Walter Armbrust is visiting assistant professor of anthropology at the Center for Contemporary Arab Studies, Georgetown University. He is the author of Mass Culture and Modernism in Egypt (Cambridge University Press, 1996) and editor of The Seen and the Unseeable: Visual Culture in the Middle East (a triple issue of the journal Visual Anthropology, vol. 10, nos. 2–4). He writes on modernity, nationalism, and popular culture in the Middle East. He is currently working on a cultural history of the Egyptian cinema.
Roberta L. Dougherty is the Middle East bibliographer at the University of Pennsylvania’s Van Pelt Library. In 1986 she performed with the Reda Troupe for Folkloric Arts in Cairo, Egypt. She writes about the arts in Arab societies and is currently conducting research on the social construction of performance in modern Egypt.
Joel Gordon is associate professor of history at the University of Arkansas. He is the author of Nasser’s Blessed Movement: Egypt’s Free Officers and the July Revolution (Oxford University Press, 1992). He is currently writing a book on popular civic culture during the Nasser era.
Richard McGill Murphy is a New York City–based writer and documentary filmmaker. He holds a D.Phil. in social anthropology from Oxford University; his work focuses on popular culture, politics, and the rhetorical construction of modernity in urban South Asia. His work has appeared in the Times (London), the New York Times Magazine, and the New Republic, among other publications. Murphy is the founder and president of Walled City Media, an independent film and television production company.
Christa Salamandra is a research associate at the Institute of Social and Cultural Anthropology, University of Oxford, and book review editor of the Journal of the Anthropological Society of Oxford (JASO). She writes about public culture in Damascus and is interested in cities, media, and consumption. Salamandra is currently working on a project examining transnational processes among Gulf Arabs in London.
Philip Schuyler received his undergraduate degree from Yale and his Ph.D. from the University of Washington. An ethnomusicologist specializing in North Africa and the Middle East, he has lived and worked for extended periods in Morocco and Yemen. His special interests are the ethnography of performance and the interrelationship of the arts. Among his publications are an ethnographic film, field recordings for UNESCO and various American publishers, and numerous articles in both professional journals and the general-interest press, including the New York Times and the New Yorker. He is currently associate professor and chair of the Ethnomusicology Division in the School of Music at the University of Washington.

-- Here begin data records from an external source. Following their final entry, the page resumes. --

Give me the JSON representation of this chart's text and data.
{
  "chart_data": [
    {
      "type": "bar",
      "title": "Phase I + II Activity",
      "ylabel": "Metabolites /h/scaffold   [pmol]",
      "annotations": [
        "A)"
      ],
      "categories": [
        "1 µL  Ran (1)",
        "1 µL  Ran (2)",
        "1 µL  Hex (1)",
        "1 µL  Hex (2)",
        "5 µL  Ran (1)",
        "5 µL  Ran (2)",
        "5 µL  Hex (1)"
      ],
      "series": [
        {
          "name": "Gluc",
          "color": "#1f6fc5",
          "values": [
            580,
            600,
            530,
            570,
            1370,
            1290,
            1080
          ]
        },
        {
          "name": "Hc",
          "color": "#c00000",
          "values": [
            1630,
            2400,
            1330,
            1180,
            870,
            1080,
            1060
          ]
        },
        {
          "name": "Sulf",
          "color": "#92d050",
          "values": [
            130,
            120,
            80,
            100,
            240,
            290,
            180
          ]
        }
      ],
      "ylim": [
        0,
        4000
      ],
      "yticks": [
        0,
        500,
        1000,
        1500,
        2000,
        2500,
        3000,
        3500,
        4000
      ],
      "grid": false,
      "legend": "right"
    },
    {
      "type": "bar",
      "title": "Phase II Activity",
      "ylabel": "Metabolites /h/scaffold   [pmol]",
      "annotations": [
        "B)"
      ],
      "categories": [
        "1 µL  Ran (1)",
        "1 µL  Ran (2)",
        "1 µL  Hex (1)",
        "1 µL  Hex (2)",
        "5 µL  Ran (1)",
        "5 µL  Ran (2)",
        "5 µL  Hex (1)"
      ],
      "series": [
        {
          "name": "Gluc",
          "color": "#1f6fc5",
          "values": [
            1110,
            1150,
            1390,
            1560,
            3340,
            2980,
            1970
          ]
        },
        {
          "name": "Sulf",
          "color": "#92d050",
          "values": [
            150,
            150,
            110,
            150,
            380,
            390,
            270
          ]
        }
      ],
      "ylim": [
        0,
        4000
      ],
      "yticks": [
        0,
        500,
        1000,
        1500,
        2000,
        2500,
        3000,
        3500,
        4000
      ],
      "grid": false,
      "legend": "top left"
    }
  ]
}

Anthony Shay is the founder/director of the AVAZ International Dance Theater, a company devoted to the performance of dances from the Iranian world, which includes Central Asia and the Caucasus. He was honored by President Bill Clinton for his forty years as a choreographer. He holds a Ph.D. in dance history and theory from the University of California, Riverside.
Andrew Shryock is a cultural anthropologist who works in Jordan and Detroit. He is especially interested in modernity, identity politics, and historical ethnography. His book Nationalism and the Genealogical Imagination (University of California Press, 1997) received the Albert Hourani Award of the Middle East Studies Association. His most recent essays on Arab-American identity appear in Arab Detroit: From Margin to Mainstream (Wayne State University Press, 2000), a volume he edited with Nabeel Abraham. Shryock is assistant professor of anthropology at the University of Michigan, Ann Arbor.
Martin Stokes received a D.Phil. from the University of Oxford in 1989. Currently he is associate professor in the Department of Music at the University of Chicago. He is the author of The Arabesk Debate: Music and Musicians in Modern Turkey (Oxford University Press, 1992) and various articles on music, popular culture, and the Middle East.
Ted Swedenburg, assistant professor of anthropology at the University of Arkansas, is the author of Memories of Revolt (University of Minnesota Press, 1995) and coeditor of Displacement, Diaspora and Geographies of Identity (Duke University Press, 1996). He also serves on the editorial committee of Middle East Report. He is currently working on a book manuscript, titled Sounds from the Interzone, that deals with “border” musics from or connected to the Middle East.
Robert Vitalis teaches in the Department of Political Science and is director of the Middle East Center at the University of Pennsylvania. He works in the areas of historical comparative theory, the political and cultural economy of business-state relations, and the history of international relations and development theory. His first book is When Capitalists Collide: Business Conflict and the End of Empire in Egypt (University of California Press, 1995). His second book, America’s Kingdom, will look at the United States and the opening of the Saudi Arabian oil frontier.
Katherine E. Zirbel is a cultural anthropologist and performer who studies narrative, experience, spectacle, and political economy in the context of expressive culture in the Middle East. She has taught at Rhodes College and the University of Michigan, where she received her Ph.D. in 1999. She is currently an adjunct professor at New York University.